De son côté, la Commission européenne a "salué une avancée majeure dans l'exécution du programme d'aide financière et dans le renforcement de la viabilité et de la confiance dans le secteur bancaire espagnol".
Le montant de cette aide "sera déterminé dans les prochains mois" et "prendra en compte les mesures qui seront prises par les banques, comme la cession d'actifs, d'autres mesures de restructuration et l'appel au financement par les marchés" notamment, explique dans son communiqué la Commission européenne. Elle précise que les banques concernées devront présenter des plans de recapitalisation à la Banque d'Espagne et à la Commission européenne, voire dans certains cas, présenter des plans de mise en faillite ordonnée.
Après approbation de ces plans de restructuration, qui devront respecter les règles européennes de la concurrence, "la recapitalisation d'un premier groupe de banques est prévue d'ici novembre", rappelle la Commission. Cette date était celle prévue dans le mémorandum signé par l'Espagne avec ses partenaires de la zone euro.

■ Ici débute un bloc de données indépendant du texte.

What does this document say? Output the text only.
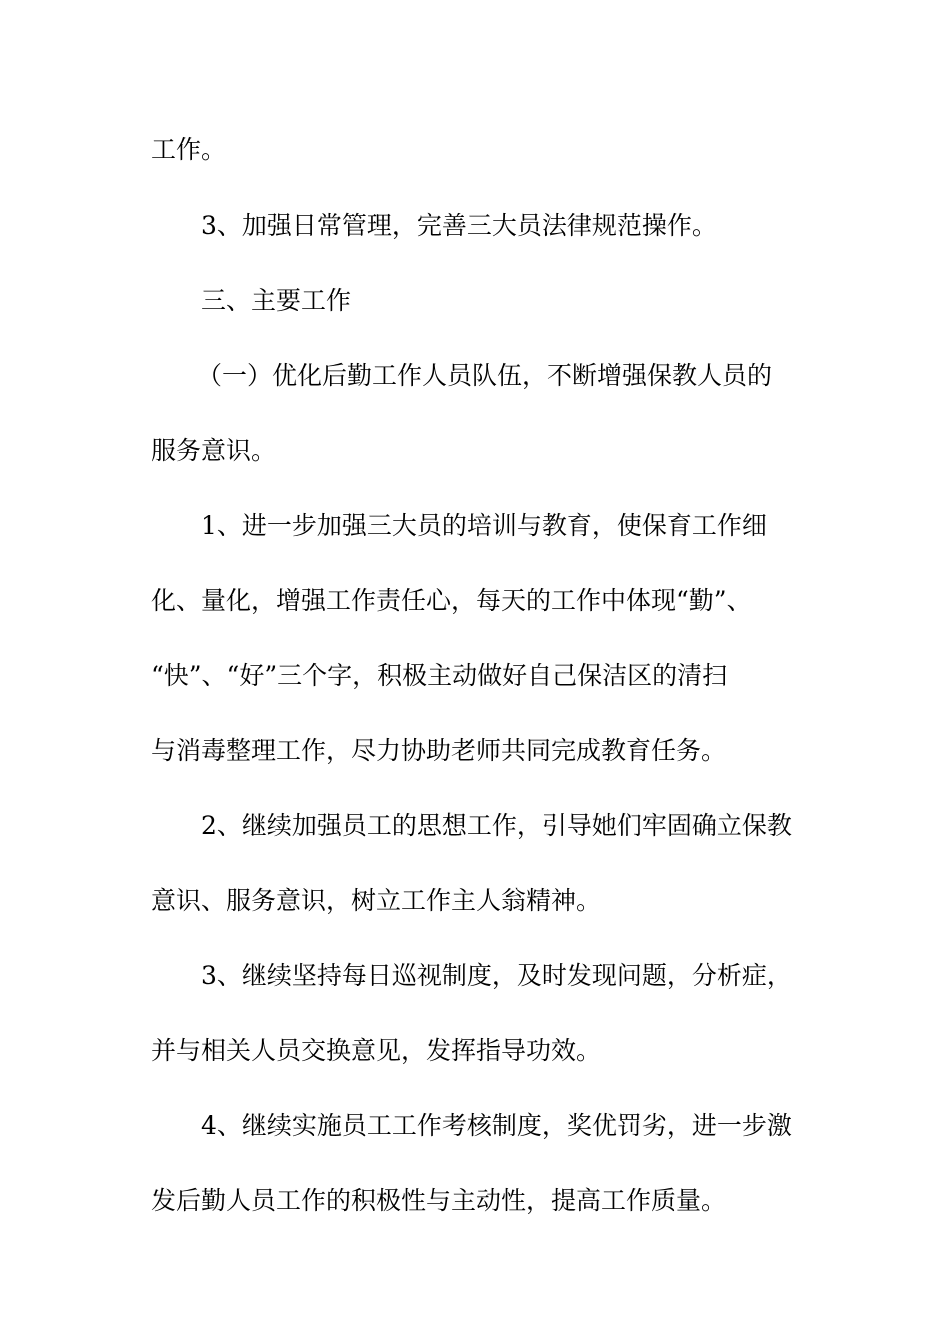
工作。
3、加强日常管理，完善三大员法律规范操作。
三、主要工作
（一）优化后勤工作人员队伍，不断增强保教人员的
服务意识。
1、进一步加强三大员的培训与教育，使保育工作细
化、量化，增强工作责任心，每天的工作中体现“勤”、
“快”、“好”三个字，积极主动做好自己保洁区的清扫
与消毒整理工作，尽力协助老师共同完成教育任务。
2、继续加强员工的思想工作，引导她们牢固确立保教
意识、服务意识，树立工作主人翁精神。
3、继续坚持每日巡视制度，及时发现问题，分析症，
并与相关人员交换意见，发挥指导功效。
4、继续实施员工工作考核制度，奖优罚劣，进一步激
发后勤人员工作的积极性与主动性，提高工作质量。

Du côté des marchés, les agences de presse se faisaient l’écho dès vendredi de certains doutes. Ce qui a été confirmé le 1er octobre par une annonce de l’agence de notation Moody’s qui évalue les besoins de financement des banques entre 70 et 105 milliards d’euros. "Les montants de recapitalisation publiés par l'Espagne sont inférieurs à ce que nous estimons comme nécessaire pour les banques espagnoles afin de maintenir la stabilité dans nos scénarios adverses et très adverses", juge Moody's qui met en garde contre le fait que "si les acteurs du marché sont sceptiques sur ce test de résistance, le sentiment négatif pourrait miner les efforts du gouvernement pour rétablir la pleine confiance en la solvabilité des banques espagnoles".
Les résultats de l’audit ont été présentés dans un contexte d’austérité en Espagne.
Le gouvernement de Mariano Rajoy vient en effet de présenter au Parlement un budget de rigueur accompagné d’un plan de réformes qui répond aux recommandations émises dans le cadre du semestre européen.
Un plan de réformes salué par la Commission, dans la mesure où "ces nouvelles réformes structurelles répondent aux recommandations macroéconomiques de Bruxelles et vont parfois au-delà dans certains domaines". "L'ensemble des réformes annoncées ce jeudi par les autorités espagnoles constituent un pas important pour approfondir les réformes structurelles et poursuivre les chantiers en cours. Ce train de réformes comporte des mesures concrètes, ambitieuses et bien ciblées", s'est félicité Olli Rehn, le commissaire en charge des Affaires économiques.
Le ministre espagnol du Budget Cristobal Montoro a annoncé que le déficit public du pays en 2011, initialement évalué à 8,96 % du PIB, serait révisé à 9,44 %, puis atteindrait 7,4 % en 2012, contre 6,3 % promis à ses partenaires européens.
La révision à la hausse de ces deux chiffres est due aux aides publiques apportées aux banques, fragilisées depuis l'éclatement de la bulle immobilière en 2008, a expliqué le ministre. Mais ces aides "ne sont pas prises en considération dans la procédure de déficit excessif" prévue par l'Union européenne, car "ce sont des aides publiques que les banques s'engagent à rembourser", a-t-il assuré.
Concernant l'année 2012, le gouvernement estime que compte tenu de ces aides, il remplira son objectif d'un déficit public à 6,3 %.
Le projet de budget 2013 multiplie les coupes budgétaires pour récupérer 39 milliards d'euros. Selon le texte diffusé par le ministère, les prestations chômage baisseront notamment de 6,3 %. Les budgets des ministères seront réduits en moyenne de 8,9 %, celui de l'Industrie chutant de 21,3 %, celui de l'Agriculture de 25,4 % et celui de l'Education, de la Culture et des Sports de 17,2 %. La maison royale sera elle aussi mise à contribution, avec une diminution de son budget de 4 %.